Co-modeling the Sequential and Graphical Routes for Peptide Representation Learning

Peptides are formed by the dehydration condensation of multiple amino acids. The primary structure of a peptide can be represented either as an amino acid sequence or as a molecular graph consisting of atoms and chemical bonds. Previous studies have indicated that deep learning routes specific to sequential and graphical peptide forms exhibit comparable performance on downstream tasks. Despite the fact that these models learn representations of the same modality of peptides, we find that they explain their predictions differently.

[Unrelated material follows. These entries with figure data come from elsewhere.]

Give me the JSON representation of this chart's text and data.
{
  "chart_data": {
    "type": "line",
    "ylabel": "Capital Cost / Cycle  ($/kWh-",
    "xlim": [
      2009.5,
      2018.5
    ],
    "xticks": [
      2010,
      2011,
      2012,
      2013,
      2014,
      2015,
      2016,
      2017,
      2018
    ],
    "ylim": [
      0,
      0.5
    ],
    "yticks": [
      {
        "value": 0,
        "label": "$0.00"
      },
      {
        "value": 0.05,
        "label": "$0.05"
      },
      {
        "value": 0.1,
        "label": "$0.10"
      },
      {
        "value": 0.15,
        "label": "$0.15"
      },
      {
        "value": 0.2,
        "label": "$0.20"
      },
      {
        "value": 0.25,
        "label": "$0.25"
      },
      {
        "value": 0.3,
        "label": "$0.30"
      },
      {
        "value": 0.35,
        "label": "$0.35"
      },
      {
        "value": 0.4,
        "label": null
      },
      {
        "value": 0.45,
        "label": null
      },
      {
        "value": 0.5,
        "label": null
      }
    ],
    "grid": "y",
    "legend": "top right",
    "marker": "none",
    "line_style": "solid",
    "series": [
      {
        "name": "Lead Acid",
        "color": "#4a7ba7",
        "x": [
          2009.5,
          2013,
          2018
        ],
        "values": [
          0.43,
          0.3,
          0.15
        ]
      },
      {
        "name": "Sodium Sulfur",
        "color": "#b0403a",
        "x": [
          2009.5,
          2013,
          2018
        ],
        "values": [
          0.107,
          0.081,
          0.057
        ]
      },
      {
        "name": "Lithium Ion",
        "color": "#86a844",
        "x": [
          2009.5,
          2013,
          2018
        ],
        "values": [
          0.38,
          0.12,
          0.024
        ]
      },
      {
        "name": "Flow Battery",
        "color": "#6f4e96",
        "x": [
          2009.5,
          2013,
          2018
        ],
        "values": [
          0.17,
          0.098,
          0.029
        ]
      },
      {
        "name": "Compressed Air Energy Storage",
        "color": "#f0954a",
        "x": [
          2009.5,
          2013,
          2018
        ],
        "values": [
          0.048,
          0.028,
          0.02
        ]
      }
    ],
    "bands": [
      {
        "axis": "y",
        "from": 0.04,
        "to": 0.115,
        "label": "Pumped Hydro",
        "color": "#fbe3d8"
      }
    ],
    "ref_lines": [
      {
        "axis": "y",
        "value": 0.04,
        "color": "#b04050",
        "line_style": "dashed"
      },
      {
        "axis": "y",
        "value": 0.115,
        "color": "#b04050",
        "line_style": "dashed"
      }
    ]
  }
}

Considering sequential and graphical models as two experts making inferences from different perspectives, we work on fusing expert knowledge to enrich the learned representations for improving the discriminative performance. To achieve this, we propose a peptide co-modeling method, RepCon, which employs a contrastive learning-based framework to enhance the mutual information of representations from decoupled sequential and graphical end-to-end models. It considers representations from the sequential encoder and the graphical encoder for the same peptide sample as a positive pair and learns to enhance the consistency of representations between positive sample pairs and to repel representations between negative pairs. Empirical studies of RepCon and other co-modeling methods are conducted on open-source discriminative datasets, including aggregation propensity, retention time, antimicrobial peptide prediction, and family classification from Peptide Database. Our results demonstrate the superiority of the co-modeling approach over independent modeling, as well as the superiority of RepCon over other methods under the co-modeling framework. In addition, the attribution on RepCon further corroborates the validity of the approach at the level of model explanation.

翻译：肽是由多个氨基酸通过脱水缩合形成的。肽的一级结构既可以表示为氨基酸序列，也可以表示为包含原子和化学键的分子图。已有研究表明，针对序列形式和图形形式的肽所设计的深度学习路径在下游任务中表现出相近的性能。尽管这些模型学习的是同一模态（肽）的表征，但我们发现它们对预测结果的解释方式存在差异。将序列模型和图形模型视为从不同视角进行推断的两个专家，我们致力于融合专家知识以丰富所学表征，从而提升判别性能。为此，我们提出了一种肽联合建模方法RepCon，该方法采用基于对比学习的框架，增强来自解耦的序列端到端模型和图形端到端模型的表征之间的互信息。它将同一肽样本的序列编码器表征和图形编码器表征视为正样本对，学习增强正样本对之间表征的一致性，同时推开负样本对之间的表征。我们基于开源判别数据集（包括肽数据库中的聚集倾向性、保留时间、抗菌肽预测及家族分类）对RepCon及其他联合建模方法进行了实证研究。结果表明：联合建模方法优于独立建模方法，且在联合建模框架下RepCon优于其他方法。此外，对RepCon的归因分析进一步在模型解释层面验证了该方法的有效性。